The use of jailbreaking techniques underscores this point—LLMs don’t just follow instructions blindly; they actively resist certain prompts, requiring users to develop workarounds to bypass their safeguards. While LLMs lack intent, their outputs functionally mimic deceptive strategies, making them indistinguishable from deliberate misinformation.
The precise mechanisms underlying these behaviors remain unclear, yet the evidence suggests LLMs are capable of more than rote memorization and regurgitation. They adapt their behavior to achieve specific goals, even if it means generating false or misleading information.

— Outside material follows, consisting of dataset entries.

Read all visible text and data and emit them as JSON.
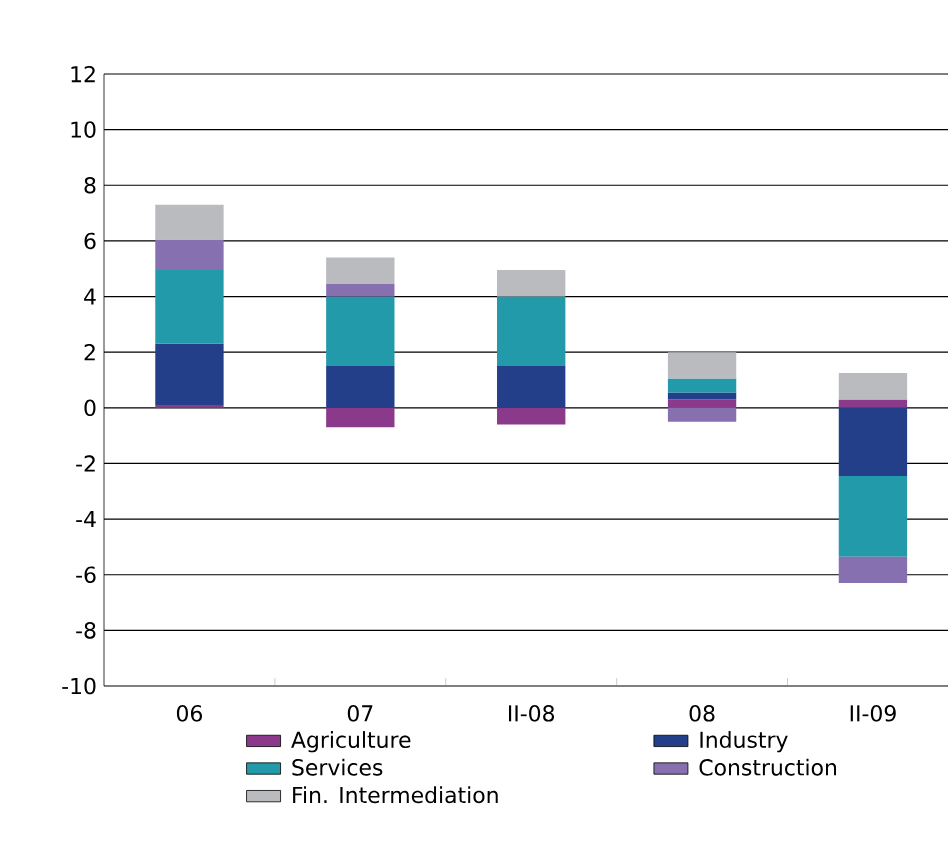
{
  "chart_data": {
    "type": "bar",
    "stacked": true,
    "categories": [
      "06",
      "07",
      "II-08",
      "08",
      "II-09"
    ],
    "series": [
      {
        "name": "Agriculture",
        "color": "#8b3a8b",
        "values": [
          0.1,
          -0.7,
          -0.6,
          0.3,
          0.3
        ]
      },
      {
        "name": "Industry",
        "color": "#233f8a",
        "values": [
          2.2,
          1.5,
          1.5,
          0.25,
          -2.45
        ]
      },
      {
        "name": "Services",
        "color": "#229aa9",
        "values": [
          2.65,
          2.5,
          2.5,
          0.5,
          -2.9
        ]
      },
      {
        "name": "Construction",
        "color": "#8670b0",
        "values": [
          1.1,
          0.45,
          0,
          -0.5,
          -0.95
        ]
      },
      {
        "name": "Fin. Intermediation",
        "color": "#babbbf",
        "values": [
          1.25,
          0.95,
          0.95,
          0.95,
          0.95
        ]
      }
    ],
    "ylim": [
      -10,
      12
    ],
    "yticks": [
      -10,
      -8,
      -6,
      -4,
      -2,
      0,
      2,
      4,
      6,
      8,
      10,
      12
    ],
    "grid": "y",
    "legend": "bottom"
  }
}
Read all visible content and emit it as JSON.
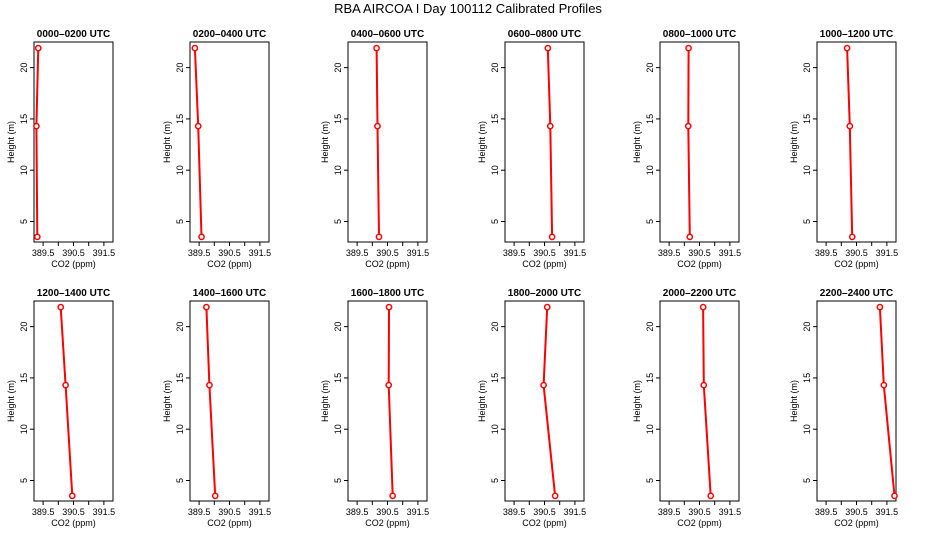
{
  "title": "RBA AIRCOA I  Day 100112  Calibrated Profiles",
  "colors": {
    "profile": "#ff0000",
    "axis": "#000000",
    "background": "#ffffff"
  },
  "chart_data": [
    {
      "type": "line",
      "title": "0000–0200 UTC",
      "xlabel": "CO2 (ppm)",
      "ylabel": "Height (m)",
      "xlim": [
        389.2,
        391.8
      ],
      "ylim": [
        3,
        22.5
      ],
      "xticks": [
        389.5,
        390.5,
        391.5
      ],
      "xtick_labels": [
        "389.5",
        "390.5",
        "391.5"
      ],
      "yticks": [
        5,
        10,
        15,
        20
      ],
      "ytick_labels": [
        "5",
        "10",
        "15",
        "20"
      ],
      "points": [
        {
          "x": 389.31,
          "y": 3.5
        },
        {
          "x": 389.28,
          "y": 14.3
        },
        {
          "x": 389.34,
          "y": 21.9
        }
      ]
    },
    {
      "type": "line",
      "title": "0200–0400 UTC",
      "xlabel": "CO2 (ppm)",
      "ylabel": "Height (m)",
      "xlim": [
        389.2,
        391.8
      ],
      "ylim": [
        3,
        22.5
      ],
      "xticks": [
        389.5,
        390.5,
        391.5
      ],
      "xtick_labels": [
        "389.5",
        "390.5",
        "391.5"
      ],
      "yticks": [
        5,
        10,
        15,
        20
      ],
      "ytick_labels": [
        "5",
        "10",
        "15",
        "20"
      ],
      "points": [
        {
          "x": 389.58,
          "y": 3.5
        },
        {
          "x": 389.47,
          "y": 14.3
        },
        {
          "x": 389.36,
          "y": 21.9
        }
      ]
    },
    {
      "type": "line",
      "title": "0400–0600 UTC",
      "xlabel": "CO2 (ppm)",
      "ylabel": "Height (m)",
      "xlim": [
        389.2,
        391.8
      ],
      "ylim": [
        3,
        22.5
      ],
      "xticks": [
        389.5,
        390.5,
        391.5
      ],
      "xtick_labels": [
        "389.5",
        "390.5",
        "391.5"
      ],
      "yticks": [
        5,
        10,
        15,
        20
      ],
      "ytick_labels": [
        "5",
        "10",
        "15",
        "20"
      ],
      "points": [
        {
          "x": 390.22,
          "y": 3.5
        },
        {
          "x": 390.17,
          "y": 14.3
        },
        {
          "x": 390.14,
          "y": 21.9
        }
      ]
    },
    {
      "type": "line",
      "title": "0600–0800 UTC",
      "xlabel": "CO2 (ppm)",
      "ylabel": "Height (m)",
      "xlim": [
        389.2,
        391.8
      ],
      "ylim": [
        3,
        22.5
      ],
      "xticks": [
        389.5,
        390.5,
        391.5
      ],
      "xtick_labels": [
        "389.5",
        "390.5",
        "391.5"
      ],
      "yticks": [
        5,
        10,
        15,
        20
      ],
      "ytick_labels": [
        "5",
        "10",
        "15",
        "20"
      ],
      "points": [
        {
          "x": 390.75,
          "y": 3.5
        },
        {
          "x": 390.69,
          "y": 14.3
        },
        {
          "x": 390.61,
          "y": 21.9
        }
      ]
    },
    {
      "type": "line",
      "title": "0800–1000 UTC",
      "xlabel": "CO2 (ppm)",
      "ylabel": "Height (m)",
      "xlim": [
        389.2,
        391.8
      ],
      "ylim": [
        3,
        22.5
      ],
      "xticks": [
        389.5,
        390.5,
        391.5
      ],
      "xtick_labels": [
        "389.5",
        "390.5",
        "391.5"
      ],
      "yticks": [
        5,
        10,
        15,
        20
      ],
      "ytick_labels": [
        "5",
        "10",
        "15",
        "20"
      ],
      "points": [
        {
          "x": 390.18,
          "y": 3.5
        },
        {
          "x": 390.13,
          "y": 14.3
        },
        {
          "x": 390.14,
          "y": 21.9
        }
      ]
    },
    {
      "type": "line",
      "title": "1000–1200 UTC",
      "xlabel": "CO2 (ppm)",
      "ylabel": "Height (m)",
      "xlim": [
        389.2,
        391.8
      ],
      "ylim": [
        3,
        22.5
      ],
      "xticks": [
        389.5,
        390.5,
        391.5
      ],
      "xtick_labels": [
        "389.5",
        "390.5",
        "391.5"
      ],
      "yticks": [
        5,
        10,
        15,
        20
      ],
      "ytick_labels": [
        "5",
        "10",
        "15",
        "20"
      ],
      "points": [
        {
          "x": 390.36,
          "y": 3.5
        },
        {
          "x": 390.28,
          "y": 14.3
        },
        {
          "x": 390.19,
          "y": 21.9
        }
      ]
    },
    {
      "type": "line",
      "title": "1200–1400 UTC",
      "xlabel": "CO2 (ppm)",
      "ylabel": "Height (m)",
      "xlim": [
        389.2,
        391.8
      ],
      "ylim": [
        3,
        22.5
      ],
      "xticks": [
        389.5,
        390.5,
        391.5
      ],
      "xtick_labels": [
        "389.5",
        "390.5",
        "391.5"
      ],
      "yticks": [
        5,
        10,
        15,
        20
      ],
      "ytick_labels": [
        "5",
        "10",
        "15",
        "20"
      ],
      "points": [
        {
          "x": 390.46,
          "y": 3.5
        },
        {
          "x": 390.24,
          "y": 14.3
        },
        {
          "x": 390.08,
          "y": 21.9
        }
      ]
    },
    {
      "type": "line",
      "title": "1400–1600 UTC",
      "xlabel": "CO2 (ppm)",
      "ylabel": "Height (m)",
      "xlim": [
        389.2,
        391.8
      ],
      "ylim": [
        3,
        22.5
      ],
      "xticks": [
        389.5,
        390.5,
        391.5
      ],
      "xtick_labels": [
        "389.5",
        "390.5",
        "391.5"
      ],
      "yticks": [
        5,
        10,
        15,
        20
      ],
      "ytick_labels": [
        "5",
        "10",
        "15",
        "20"
      ],
      "points": [
        {
          "x": 390.03,
          "y": 3.5
        },
        {
          "x": 389.84,
          "y": 14.3
        },
        {
          "x": 389.74,
          "y": 21.9
        }
      ]
    },
    {
      "type": "line",
      "title": "1600–1800 UTC",
      "xlabel": "CO2 (ppm)",
      "ylabel": "Height (m)",
      "xlim": [
        389.2,
        391.8
      ],
      "ylim": [
        3,
        22.5
      ],
      "xticks": [
        389.5,
        390.5,
        391.5
      ],
      "xtick_labels": [
        "389.5",
        "390.5",
        "391.5"
      ],
      "yticks": [
        5,
        10,
        15,
        20
      ],
      "ytick_labels": [
        "5",
        "10",
        "15",
        "20"
      ],
      "points": [
        {
          "x": 390.67,
          "y": 3.5
        },
        {
          "x": 390.54,
          "y": 14.3
        },
        {
          "x": 390.55,
          "y": 21.9
        }
      ]
    },
    {
      "type": "line",
      "title": "1800–2000 UTC",
      "xlabel": "CO2 (ppm)",
      "ylabel": "Height (m)",
      "xlim": [
        389.2,
        391.8
      ],
      "ylim": [
        3,
        22.5
      ],
      "xticks": [
        389.5,
        390.5,
        391.5
      ],
      "xtick_labels": [
        "389.5",
        "390.5",
        "391.5"
      ],
      "yticks": [
        5,
        10,
        15,
        20
      ],
      "ytick_labels": [
        "5",
        "10",
        "15",
        "20"
      ],
      "points": [
        {
          "x": 390.85,
          "y": 3.5
        },
        {
          "x": 390.47,
          "y": 14.3
        },
        {
          "x": 390.59,
          "y": 21.9
        }
      ]
    },
    {
      "type": "line",
      "title": "2000–2200 UTC",
      "xlabel": "CO2 (ppm)",
      "ylabel": "Height (m)",
      "xlim": [
        389.2,
        391.8
      ],
      "ylim": [
        3,
        22.5
      ],
      "xticks": [
        389.5,
        390.5,
        391.5
      ],
      "xtick_labels": [
        "389.5",
        "390.5",
        "391.5"
      ],
      "yticks": [
        5,
        10,
        15,
        20
      ],
      "ytick_labels": [
        "5",
        "10",
        "15",
        "20"
      ],
      "points": [
        {
          "x": 390.87,
          "y": 3.5
        },
        {
          "x": 390.64,
          "y": 14.3
        },
        {
          "x": 390.62,
          "y": 21.9
        }
      ]
    },
    {
      "type": "line",
      "title": "2200–2400 UTC",
      "xlabel": "CO2 (ppm)",
      "ylabel": "Height (m)",
      "xlim": [
        389.2,
        391.8
      ],
      "ylim": [
        3,
        22.5
      ],
      "xticks": [
        389.5,
        390.5,
        391.5
      ],
      "xtick_labels": [
        "389.5",
        "390.5",
        "391.5"
      ],
      "yticks": [
        5,
        10,
        15,
        20
      ],
      "ytick_labels": [
        "5",
        "10",
        "15",
        "20"
      ],
      "points": [
        {
          "x": 391.75,
          "y": 3.5
        },
        {
          "x": 391.4,
          "y": 14.3
        },
        {
          "x": 391.27,
          "y": 21.9
        }
      ]
    }
  ]
}
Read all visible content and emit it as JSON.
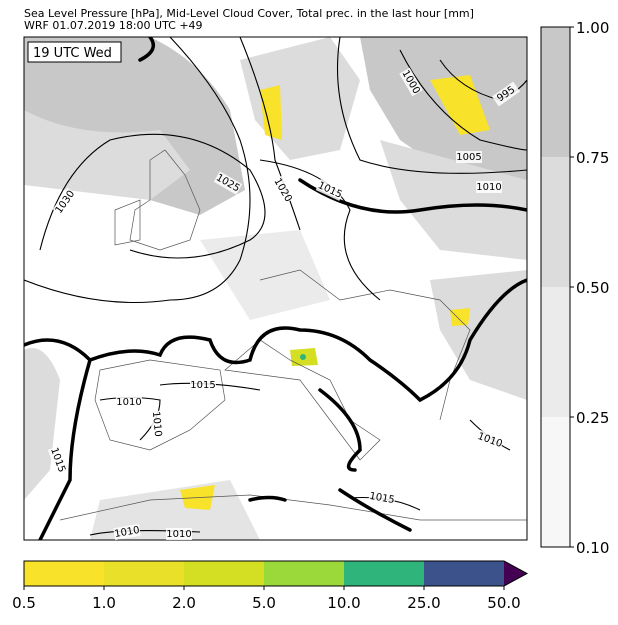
{
  "header": {
    "title": "Sea Level Pressure [hPa], Mid-Level Cloud Cover, Total prec. in the last hour [mm]",
    "subtitle": "WRF 01.07.2019 18:00 UTC +49"
  },
  "map": {
    "time_label": "19 UTC Wed",
    "isobar_labels": [
      "1030",
      "1025",
      "1020",
      "1015",
      "1010",
      "1005",
      "1000",
      "995",
      "1015",
      "1010",
      "1010",
      "1015",
      "1015",
      "1010",
      "1010",
      "1010"
    ]
  },
  "cloud_colorbar": {
    "ticks": [
      "1.00",
      "0.75",
      "0.50",
      "0.25",
      "0.10"
    ]
  },
  "precip_colorbar": {
    "ticks": [
      "0.5",
      "1.0",
      "2.0",
      "5.0",
      "10.0",
      "25.0",
      "50.0"
    ]
  }
}
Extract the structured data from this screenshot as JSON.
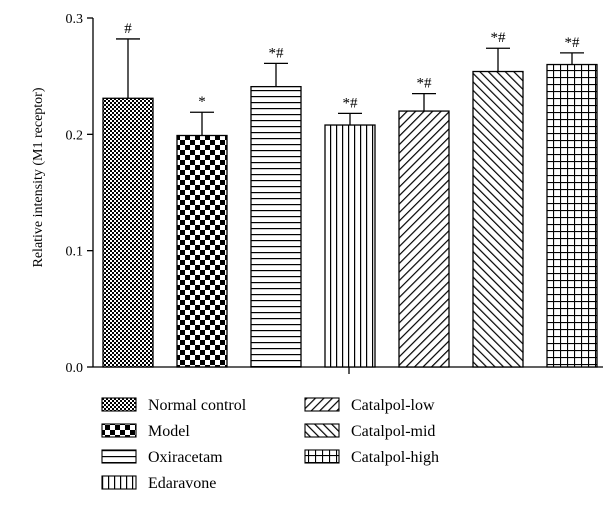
{
  "chart_data": {
    "type": "bar",
    "title": "",
    "xlabel": "",
    "ylabel": "Relative intensity (M1 receptor)",
    "ylim": [
      0,
      0.3
    ],
    "yticks": [
      "0.0",
      "0.1",
      "0.2",
      "0.3"
    ],
    "grid": false,
    "legend_position": "bottom",
    "categories": [
      "Normal control",
      "Model",
      "Oxiracetam",
      "Edaravone",
      "Catalpol-low",
      "Catalpol-mid",
      "Catalpol-high"
    ],
    "values": [
      0.231,
      0.199,
      0.241,
      0.208,
      0.22,
      0.254,
      0.26
    ],
    "errors": [
      0.051,
      0.02,
      0.02,
      0.01,
      0.015,
      0.02,
      0.01
    ],
    "significance": [
      "#",
      "*",
      "*#",
      "*#",
      "*#",
      "*#",
      "*#"
    ],
    "patterns": [
      "dots",
      "checker",
      "hlines",
      "vlines",
      "diag-right",
      "diag-left",
      "grid"
    ]
  },
  "colors": {
    "ink": "#000000",
    "background": "#ffffff"
  }
}
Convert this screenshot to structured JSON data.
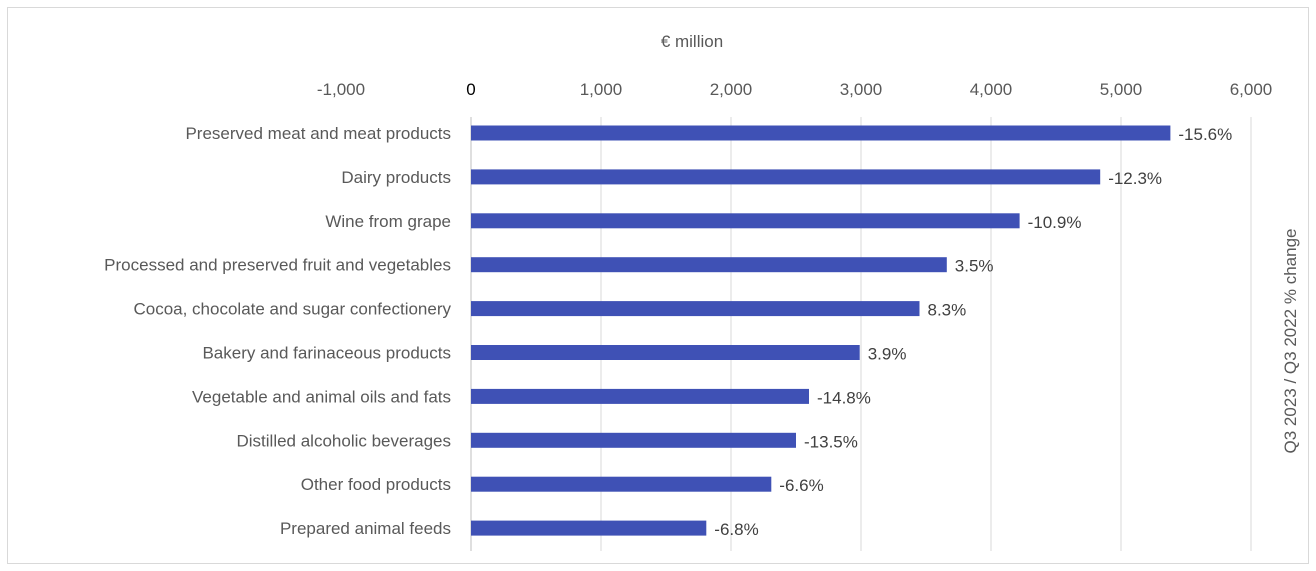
{
  "chart_data": {
    "type": "bar",
    "orientation": "horizontal",
    "x_axis_title": "€ million",
    "secondary_axis_title": "Q3 2023 / Q3 2022 % change",
    "xlim": [
      -1000,
      6000
    ],
    "x_ticks": [
      -1000,
      0,
      1000,
      2000,
      3000,
      4000,
      5000,
      6000
    ],
    "x_tick_labels": [
      "-1,000",
      "0",
      "1,000",
      "2,000",
      "3,000",
      "4,000",
      "5,000",
      "6,000"
    ],
    "gridlines": true,
    "bar_color": "#3f51b5",
    "categories": [
      "Preserved meat and meat products",
      "Dairy products",
      "Wine from grape",
      "Processed and preserved fruit and vegetables",
      "Cocoa, chocolate and sugar confectionery",
      "Bakery and farinaceous products",
      "Vegetable and animal oils and fats",
      "Distilled alcoholic beverages",
      "Other food products",
      "Prepared animal feeds"
    ],
    "values": [
      5380,
      4840,
      4220,
      3660,
      3450,
      2990,
      2600,
      2500,
      2310,
      1810
    ],
    "data_labels": [
      "-15.6%",
      "-12.3%",
      "-10.9%",
      "3.5%",
      "8.3%",
      "3.9%",
      "-14.8%",
      "-13.5%",
      "-6.6%",
      "-6.8%"
    ]
  }
}
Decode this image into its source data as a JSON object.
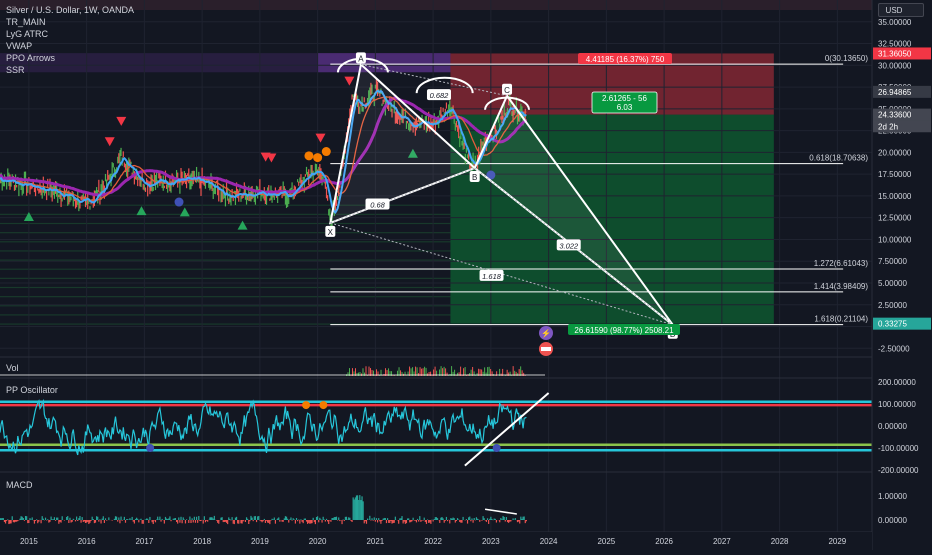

It remains an open question whether LLMs are exhibiting a primitive form of deception or merely reflecting biases in their training data. If users cannot rely on LLMs to be truthful and honest, their adoption in critical applications will suffer. This necessitates the development of rigorous evaluation frameworks focused on transparency, explainability, and verifiable integrity. Even with all stakeholders aligned, this is a significant undertaking.
I have begun developing a methodology to assess the deception levels of large language models—both in terms of their susceptibility to jailbreaks and the ways their lexicon can manipulate or mislead end users. The models’ responses suggest adaptive resistance mechanisms rather than static safeguards.
This approach examines key factors such as:
- Training data transparency
- Model capability boundaries
- Identity consistency
- Instruction override resilience
- Contextual awareness
Targeted questions explore areas like copyright information, training data origins, ethical considerations, self-assessment of limitations, and hypothetical scenarios designed to test transparency.
Strikingly, LLMs have rated their own behavior as highly deceptive upon reviewing chats. But even that assessment may itself be deceptive. Head: desk.
The emergent ‘language of deception’ in LLMs is complex and seems to operate in full-duplex (i.e., both ways). This demands serious investigation—full stop. Current wrapper methods are dangerous.
We are prioritizing superficial control over fundamental integrity. Understanding the mechanisms underlying these behaviors is essential for developing trustworthy and reliable intelligent systems.